5. Valoriser le récit patient : laisser la place aux descriptions subjectives (quand et comment la personne se sent obligée de masquer) et prendre en compte l’impact fonctionnel plutôt que de se limiter à des listes de symptômes.

7) Et si tu te reconnais dans ce parcours : quoi faire ?

Evoquer de masking avec un professionnel de la santé mentale (même si tu as l’impression d’avoir « réussi » à t’adapter).

Demander un bilan neuropsy sérieux (psychologue clinicien·ne, psychiatre spécialisé, centres ressources) si l’épuisement, l’anxiété ou la dépression persistent malgré des traitements.

Chercher de la psychoéducation : comprendre ce qu’est le TDAH/TSA permet souvent d’ajuster le quotidien et de diminuer la culpabilité.

Trouver un·e clinicien·ne qui connaît la neurodiversité : la qualité de l’écoute et la prise en compte des stratégies de camouflages font souvent la différence.

Groupes de pairs : échanger avec d’autres femmes/neurodivergentes peut aider à défaire l’isolement et à découvrir des stratégies d’adaptation plus saines (diminuer progressivement le masking, poser des limites, aménager son environnement).

8) Reconnaître pour mieux soigner

Le masking est à la fois une stratégie d’adaptation qui a permis à beaucoup de survivre socialement et une source d’usure qui contribue à l’épuisement, à la dépression et à l’errance médicale. Reconnaître l’existence du masking, et son rôle concret dans le retard de diagnostic chez les femmes est indispensable pour proposer des prises en charge justes, holistiques et respectueuses. La médecine gagne énormément à écouter les récits, à s’outiller pour repérer la neurodiversité et à ne pas réduire les épisodes dépressifs à une simple « maladie de l’humeur » sans chercher plus loin.

Références clés (sélection pour aller plus loin)

1. Hull L., Mandy W., & Petrides K. V. Development and validation of the Camouflaging Autistic Traits Questionnaire (CAT-Q). (2019). 

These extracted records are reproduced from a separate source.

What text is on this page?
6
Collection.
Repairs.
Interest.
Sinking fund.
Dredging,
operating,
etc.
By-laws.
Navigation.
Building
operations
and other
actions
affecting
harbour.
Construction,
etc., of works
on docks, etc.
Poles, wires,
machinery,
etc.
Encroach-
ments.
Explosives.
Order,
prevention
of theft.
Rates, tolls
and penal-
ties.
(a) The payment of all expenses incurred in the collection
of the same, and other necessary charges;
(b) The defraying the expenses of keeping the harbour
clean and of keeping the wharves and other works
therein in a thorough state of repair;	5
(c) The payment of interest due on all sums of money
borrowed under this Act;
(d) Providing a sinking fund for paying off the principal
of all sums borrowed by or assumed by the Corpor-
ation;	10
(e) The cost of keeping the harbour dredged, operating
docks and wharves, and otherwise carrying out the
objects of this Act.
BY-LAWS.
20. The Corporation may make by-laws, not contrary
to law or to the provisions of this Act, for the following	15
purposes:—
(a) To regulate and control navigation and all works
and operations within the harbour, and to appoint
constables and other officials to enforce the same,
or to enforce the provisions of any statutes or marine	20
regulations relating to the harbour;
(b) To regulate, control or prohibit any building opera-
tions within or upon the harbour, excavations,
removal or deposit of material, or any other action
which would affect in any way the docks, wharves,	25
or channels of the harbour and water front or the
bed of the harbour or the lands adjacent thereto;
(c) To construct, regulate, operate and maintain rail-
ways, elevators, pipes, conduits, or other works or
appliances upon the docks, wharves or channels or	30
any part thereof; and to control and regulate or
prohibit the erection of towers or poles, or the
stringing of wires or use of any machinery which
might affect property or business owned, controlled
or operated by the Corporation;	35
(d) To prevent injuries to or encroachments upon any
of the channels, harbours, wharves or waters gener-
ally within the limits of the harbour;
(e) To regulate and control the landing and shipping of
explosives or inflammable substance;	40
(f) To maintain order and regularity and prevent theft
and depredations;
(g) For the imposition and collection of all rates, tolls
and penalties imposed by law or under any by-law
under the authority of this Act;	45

2. Cook J., Ogden J., Leedham A. Camouflaging in autism: A systematic review (2021) — synthèse des preuves sur motivations et conséquences du camouflaging. 

3. Alaghband-Rad J., et al. Camouflage and masking behavior in adult autism (2023) — revue sur les conséquences (dépression, anxiété, burn-out) et le retard de diagnostic. 

4. Kooij J. J. S., et al. Research advances and future directions in female ADHD (Frontiers, 2025) — sur le retard de diagnostic chez les femmes et les stratégies compensatoires. 

5. Gesi C., et al. The Relationship Between Camouflaging and Lifetime … (Brain Sciences, 2025) — étude récente sur le lien entre camouflaging et santé mentale.